ところで首都圏ではすでにどのくらいの数のタワマンがあるのだろうか。不動産経済研究所の調査データによれば、2004年以降22年までに首都圏で供給されたタワマンは679棟21万1879戸に及ぶ。

同期間内で供給されたマンションは89万2119戸であるから、戸数ベースでいえばなんとおよそ4分の1、23.8%がタワマンの形態で供給されたものであることがわかる。

私たちはなんとなくタワマンは建物の高さだけでなく、価格も高いもの、つまり高級マンションの代名詞のように扱いがちなのだが、首都圏で供給されるマンションのかなり多くがタワマンという事実は知っておくべきだ。つまりすべてのタワマンが今後も資産価値を上昇させ続けるというシナリオは考え方としてはややお花畑だということだ。

超高額マンションの定義が億ションから2億ションあるいは3億ションになっていくということ、そしてそれらの物件の多くが、麻布や広尾といったブランド立地であることを考えれば、不動産として本当に価値を保ち続けるマンションというのはおのずと限定されていくことになる。ただこのレベルのマンションは一般人のお財布では、どんなに頑張ったところで手は届かない。

居住リスクの多い湾岸タワマンは金融商品

ではその他のタワマンの資産価値についてはどのように判断すればよいのだろうか。

まず湾岸エリアに立地するマンションは、住居というよりも金融商品だと考えたほうが良い。もうすでに語りつくされているが、湾岸エリアは海からの風の影響による建物劣化、地震などの災害発生時における土地の液状化や津波、電気、上下水道設備等の被害による生活環境の破壊など、長く居住する環境を整えているとは言いがたい。
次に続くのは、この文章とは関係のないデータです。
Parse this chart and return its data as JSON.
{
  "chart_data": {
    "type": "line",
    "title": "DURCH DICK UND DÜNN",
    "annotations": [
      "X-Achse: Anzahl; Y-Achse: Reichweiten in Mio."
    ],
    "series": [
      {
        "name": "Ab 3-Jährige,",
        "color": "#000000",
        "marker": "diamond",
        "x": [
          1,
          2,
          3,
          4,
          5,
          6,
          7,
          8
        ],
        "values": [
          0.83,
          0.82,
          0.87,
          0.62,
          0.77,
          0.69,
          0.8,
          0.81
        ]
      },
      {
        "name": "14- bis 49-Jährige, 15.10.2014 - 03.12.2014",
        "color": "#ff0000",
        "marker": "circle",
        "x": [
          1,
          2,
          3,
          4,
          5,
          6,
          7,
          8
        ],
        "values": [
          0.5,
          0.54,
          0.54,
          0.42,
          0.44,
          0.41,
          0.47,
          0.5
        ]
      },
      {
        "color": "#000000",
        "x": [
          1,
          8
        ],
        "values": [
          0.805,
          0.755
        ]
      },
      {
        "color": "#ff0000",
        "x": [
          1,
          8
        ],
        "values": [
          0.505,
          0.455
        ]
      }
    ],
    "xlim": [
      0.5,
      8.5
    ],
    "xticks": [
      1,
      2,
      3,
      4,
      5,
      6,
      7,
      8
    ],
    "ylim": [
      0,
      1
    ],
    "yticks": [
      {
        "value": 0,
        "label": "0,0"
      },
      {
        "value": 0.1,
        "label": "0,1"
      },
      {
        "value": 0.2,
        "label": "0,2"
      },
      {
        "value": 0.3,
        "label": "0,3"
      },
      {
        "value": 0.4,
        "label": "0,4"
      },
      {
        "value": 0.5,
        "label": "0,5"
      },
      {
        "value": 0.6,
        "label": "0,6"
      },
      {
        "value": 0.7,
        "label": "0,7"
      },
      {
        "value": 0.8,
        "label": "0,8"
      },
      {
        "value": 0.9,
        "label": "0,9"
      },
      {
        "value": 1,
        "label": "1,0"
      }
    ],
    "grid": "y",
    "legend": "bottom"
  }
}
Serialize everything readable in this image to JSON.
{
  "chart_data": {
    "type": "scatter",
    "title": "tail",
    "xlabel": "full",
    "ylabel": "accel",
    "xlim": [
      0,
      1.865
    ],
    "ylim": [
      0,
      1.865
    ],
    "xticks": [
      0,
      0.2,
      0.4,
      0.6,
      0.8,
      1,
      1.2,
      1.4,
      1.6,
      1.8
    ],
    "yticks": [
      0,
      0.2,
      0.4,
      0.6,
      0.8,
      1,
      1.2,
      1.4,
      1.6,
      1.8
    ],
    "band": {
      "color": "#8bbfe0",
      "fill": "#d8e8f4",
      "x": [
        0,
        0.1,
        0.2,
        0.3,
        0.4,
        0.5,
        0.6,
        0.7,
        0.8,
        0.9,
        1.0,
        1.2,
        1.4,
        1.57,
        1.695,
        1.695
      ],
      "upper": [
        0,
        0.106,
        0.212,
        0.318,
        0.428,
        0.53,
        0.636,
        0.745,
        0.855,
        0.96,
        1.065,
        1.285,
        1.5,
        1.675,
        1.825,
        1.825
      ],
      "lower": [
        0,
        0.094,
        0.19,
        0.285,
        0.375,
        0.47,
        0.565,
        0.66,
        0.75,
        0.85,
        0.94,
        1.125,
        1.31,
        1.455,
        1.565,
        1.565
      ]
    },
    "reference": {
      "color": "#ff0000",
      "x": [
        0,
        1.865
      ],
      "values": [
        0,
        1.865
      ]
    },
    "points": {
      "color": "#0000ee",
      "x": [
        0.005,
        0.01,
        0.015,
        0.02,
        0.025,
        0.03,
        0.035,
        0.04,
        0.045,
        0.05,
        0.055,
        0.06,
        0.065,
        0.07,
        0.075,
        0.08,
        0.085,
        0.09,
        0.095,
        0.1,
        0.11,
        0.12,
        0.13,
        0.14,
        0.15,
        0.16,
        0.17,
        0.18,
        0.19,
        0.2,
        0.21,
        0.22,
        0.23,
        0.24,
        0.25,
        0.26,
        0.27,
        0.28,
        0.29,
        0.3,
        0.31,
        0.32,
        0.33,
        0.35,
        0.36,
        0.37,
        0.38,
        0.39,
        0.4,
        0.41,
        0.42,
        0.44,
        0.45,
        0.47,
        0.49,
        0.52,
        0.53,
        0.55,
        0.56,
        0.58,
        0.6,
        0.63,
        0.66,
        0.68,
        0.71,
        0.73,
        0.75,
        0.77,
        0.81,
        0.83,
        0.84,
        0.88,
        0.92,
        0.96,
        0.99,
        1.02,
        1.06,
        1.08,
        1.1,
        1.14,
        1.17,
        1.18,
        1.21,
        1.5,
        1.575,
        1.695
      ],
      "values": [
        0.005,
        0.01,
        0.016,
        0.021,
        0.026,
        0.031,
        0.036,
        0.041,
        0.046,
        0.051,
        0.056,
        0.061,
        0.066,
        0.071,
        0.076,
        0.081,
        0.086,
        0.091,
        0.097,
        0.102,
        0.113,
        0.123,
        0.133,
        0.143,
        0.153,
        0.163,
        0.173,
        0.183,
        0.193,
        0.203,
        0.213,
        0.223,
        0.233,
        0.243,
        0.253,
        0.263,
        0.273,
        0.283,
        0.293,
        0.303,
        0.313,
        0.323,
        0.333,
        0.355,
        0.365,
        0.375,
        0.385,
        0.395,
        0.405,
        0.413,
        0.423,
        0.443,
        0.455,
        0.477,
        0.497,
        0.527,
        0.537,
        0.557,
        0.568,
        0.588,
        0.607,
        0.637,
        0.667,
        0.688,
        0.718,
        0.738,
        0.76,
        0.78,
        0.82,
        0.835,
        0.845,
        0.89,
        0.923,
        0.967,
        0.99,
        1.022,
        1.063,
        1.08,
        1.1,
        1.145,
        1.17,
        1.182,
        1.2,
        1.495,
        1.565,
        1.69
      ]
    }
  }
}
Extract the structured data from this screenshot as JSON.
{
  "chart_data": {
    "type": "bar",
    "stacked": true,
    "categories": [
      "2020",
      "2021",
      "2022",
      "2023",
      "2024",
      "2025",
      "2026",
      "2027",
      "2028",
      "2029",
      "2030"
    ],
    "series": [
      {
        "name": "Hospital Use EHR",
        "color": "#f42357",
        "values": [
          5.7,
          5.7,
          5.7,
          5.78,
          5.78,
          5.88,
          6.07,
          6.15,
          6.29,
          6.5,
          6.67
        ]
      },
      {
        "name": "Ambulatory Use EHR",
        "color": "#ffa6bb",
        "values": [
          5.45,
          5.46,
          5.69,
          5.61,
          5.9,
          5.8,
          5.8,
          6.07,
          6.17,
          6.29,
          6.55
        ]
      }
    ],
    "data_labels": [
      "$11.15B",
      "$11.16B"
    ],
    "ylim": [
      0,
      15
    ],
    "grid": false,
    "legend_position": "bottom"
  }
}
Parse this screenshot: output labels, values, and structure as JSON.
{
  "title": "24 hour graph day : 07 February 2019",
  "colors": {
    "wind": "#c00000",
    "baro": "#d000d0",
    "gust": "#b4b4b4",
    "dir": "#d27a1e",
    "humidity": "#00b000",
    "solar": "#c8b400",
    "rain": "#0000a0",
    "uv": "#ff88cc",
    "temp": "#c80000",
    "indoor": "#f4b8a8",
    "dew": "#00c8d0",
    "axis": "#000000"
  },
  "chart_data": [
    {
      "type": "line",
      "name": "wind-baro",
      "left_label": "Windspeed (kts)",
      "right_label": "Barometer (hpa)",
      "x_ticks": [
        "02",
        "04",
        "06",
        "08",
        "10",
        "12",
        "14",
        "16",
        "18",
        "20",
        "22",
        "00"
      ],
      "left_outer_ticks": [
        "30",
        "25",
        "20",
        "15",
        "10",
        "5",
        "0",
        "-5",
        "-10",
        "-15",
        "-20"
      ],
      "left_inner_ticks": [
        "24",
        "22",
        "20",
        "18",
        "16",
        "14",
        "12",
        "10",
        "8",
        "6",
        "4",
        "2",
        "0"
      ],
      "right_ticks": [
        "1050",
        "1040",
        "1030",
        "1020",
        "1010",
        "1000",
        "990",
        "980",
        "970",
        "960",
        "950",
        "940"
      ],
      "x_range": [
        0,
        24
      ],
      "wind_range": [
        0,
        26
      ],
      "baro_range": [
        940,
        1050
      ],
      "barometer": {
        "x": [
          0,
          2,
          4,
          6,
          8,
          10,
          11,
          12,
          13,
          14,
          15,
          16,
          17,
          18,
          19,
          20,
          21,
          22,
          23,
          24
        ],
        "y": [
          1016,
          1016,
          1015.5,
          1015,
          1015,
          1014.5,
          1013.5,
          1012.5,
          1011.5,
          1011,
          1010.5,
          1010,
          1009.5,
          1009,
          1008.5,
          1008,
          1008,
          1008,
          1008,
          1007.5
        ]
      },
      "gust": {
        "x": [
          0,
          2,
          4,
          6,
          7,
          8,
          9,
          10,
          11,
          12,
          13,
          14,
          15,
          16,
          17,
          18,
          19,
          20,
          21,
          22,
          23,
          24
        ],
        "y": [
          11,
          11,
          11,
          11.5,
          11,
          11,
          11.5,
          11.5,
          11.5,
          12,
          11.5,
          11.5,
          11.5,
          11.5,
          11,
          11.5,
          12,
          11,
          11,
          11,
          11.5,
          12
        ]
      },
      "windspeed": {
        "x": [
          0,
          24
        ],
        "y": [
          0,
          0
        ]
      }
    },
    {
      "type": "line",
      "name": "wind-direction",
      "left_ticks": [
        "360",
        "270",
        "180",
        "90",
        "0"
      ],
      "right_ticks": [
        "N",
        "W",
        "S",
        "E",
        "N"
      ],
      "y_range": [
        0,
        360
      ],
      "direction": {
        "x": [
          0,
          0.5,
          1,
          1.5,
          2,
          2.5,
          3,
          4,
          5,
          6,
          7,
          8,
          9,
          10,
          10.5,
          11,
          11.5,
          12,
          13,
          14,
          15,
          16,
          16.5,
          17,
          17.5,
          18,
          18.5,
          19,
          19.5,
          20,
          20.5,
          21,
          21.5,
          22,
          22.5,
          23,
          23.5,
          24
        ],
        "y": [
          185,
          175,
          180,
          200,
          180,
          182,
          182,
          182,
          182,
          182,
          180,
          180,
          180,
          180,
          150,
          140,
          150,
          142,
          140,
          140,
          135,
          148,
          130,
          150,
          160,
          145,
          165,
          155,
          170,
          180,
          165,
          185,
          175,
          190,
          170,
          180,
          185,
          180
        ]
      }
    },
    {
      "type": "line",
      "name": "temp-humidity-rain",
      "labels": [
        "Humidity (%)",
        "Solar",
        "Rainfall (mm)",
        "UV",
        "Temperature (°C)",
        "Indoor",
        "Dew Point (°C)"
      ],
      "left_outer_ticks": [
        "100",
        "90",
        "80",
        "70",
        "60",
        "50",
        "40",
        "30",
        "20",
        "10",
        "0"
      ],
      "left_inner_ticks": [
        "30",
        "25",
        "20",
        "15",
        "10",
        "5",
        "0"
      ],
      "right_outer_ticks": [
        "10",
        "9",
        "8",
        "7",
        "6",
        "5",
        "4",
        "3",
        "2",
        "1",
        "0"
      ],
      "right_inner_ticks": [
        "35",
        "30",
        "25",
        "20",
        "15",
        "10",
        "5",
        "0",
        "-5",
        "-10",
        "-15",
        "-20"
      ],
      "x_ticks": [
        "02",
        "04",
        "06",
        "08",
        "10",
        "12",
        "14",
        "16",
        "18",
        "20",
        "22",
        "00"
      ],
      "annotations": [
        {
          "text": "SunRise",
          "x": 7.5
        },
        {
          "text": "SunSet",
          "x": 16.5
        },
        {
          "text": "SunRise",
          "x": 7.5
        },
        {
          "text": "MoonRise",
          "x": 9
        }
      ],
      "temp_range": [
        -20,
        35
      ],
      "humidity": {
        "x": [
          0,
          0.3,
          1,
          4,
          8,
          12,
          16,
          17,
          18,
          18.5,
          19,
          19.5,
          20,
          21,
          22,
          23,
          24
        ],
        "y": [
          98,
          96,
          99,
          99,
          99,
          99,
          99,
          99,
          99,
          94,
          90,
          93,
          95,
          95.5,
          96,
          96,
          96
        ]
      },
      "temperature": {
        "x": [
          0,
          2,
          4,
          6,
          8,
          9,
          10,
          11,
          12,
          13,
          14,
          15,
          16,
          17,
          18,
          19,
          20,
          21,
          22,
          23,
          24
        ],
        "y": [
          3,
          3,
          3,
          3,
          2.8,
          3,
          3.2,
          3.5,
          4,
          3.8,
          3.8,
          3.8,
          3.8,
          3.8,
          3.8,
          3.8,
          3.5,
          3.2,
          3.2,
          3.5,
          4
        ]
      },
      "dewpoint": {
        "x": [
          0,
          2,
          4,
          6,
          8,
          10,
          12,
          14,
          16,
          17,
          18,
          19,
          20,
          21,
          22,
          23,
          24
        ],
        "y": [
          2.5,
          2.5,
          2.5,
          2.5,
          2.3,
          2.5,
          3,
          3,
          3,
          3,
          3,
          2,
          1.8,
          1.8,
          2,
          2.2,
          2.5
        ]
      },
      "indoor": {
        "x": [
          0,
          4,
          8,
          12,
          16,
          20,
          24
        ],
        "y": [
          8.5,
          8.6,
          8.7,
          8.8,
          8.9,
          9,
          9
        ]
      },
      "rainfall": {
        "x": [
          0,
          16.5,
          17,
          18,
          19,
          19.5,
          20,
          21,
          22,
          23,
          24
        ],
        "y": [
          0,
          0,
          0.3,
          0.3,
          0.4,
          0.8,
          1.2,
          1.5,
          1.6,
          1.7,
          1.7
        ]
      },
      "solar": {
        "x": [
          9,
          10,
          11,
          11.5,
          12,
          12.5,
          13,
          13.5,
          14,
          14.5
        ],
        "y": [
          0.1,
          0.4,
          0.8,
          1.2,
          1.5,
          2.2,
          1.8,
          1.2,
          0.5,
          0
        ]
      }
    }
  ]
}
いっぽうで所有者が居住だけを目的にした人ばかりではなく、富裕層の節税対策、外国人投資家による投資、不動産の値上がりを見込む業者による転売目的の買い占めなど、さまざまな思惑が交錯するのがこのエリアの特徴だ。要は資産劣化が激しくなる前に、売り抜けることでキャピタルゲイン(譲渡益)を狙うことだ。

長く所有すればするほど、大規模修繕に伴う費用負担やら、管理組合内での意見統一の困難さなどからストレスが溜まることになるだろう。株式や債券、商品相場でもやっている感覚で、国内外の金融情勢を勉強しながら適切なタイミングで「売り抜ける」ことが不可欠だ。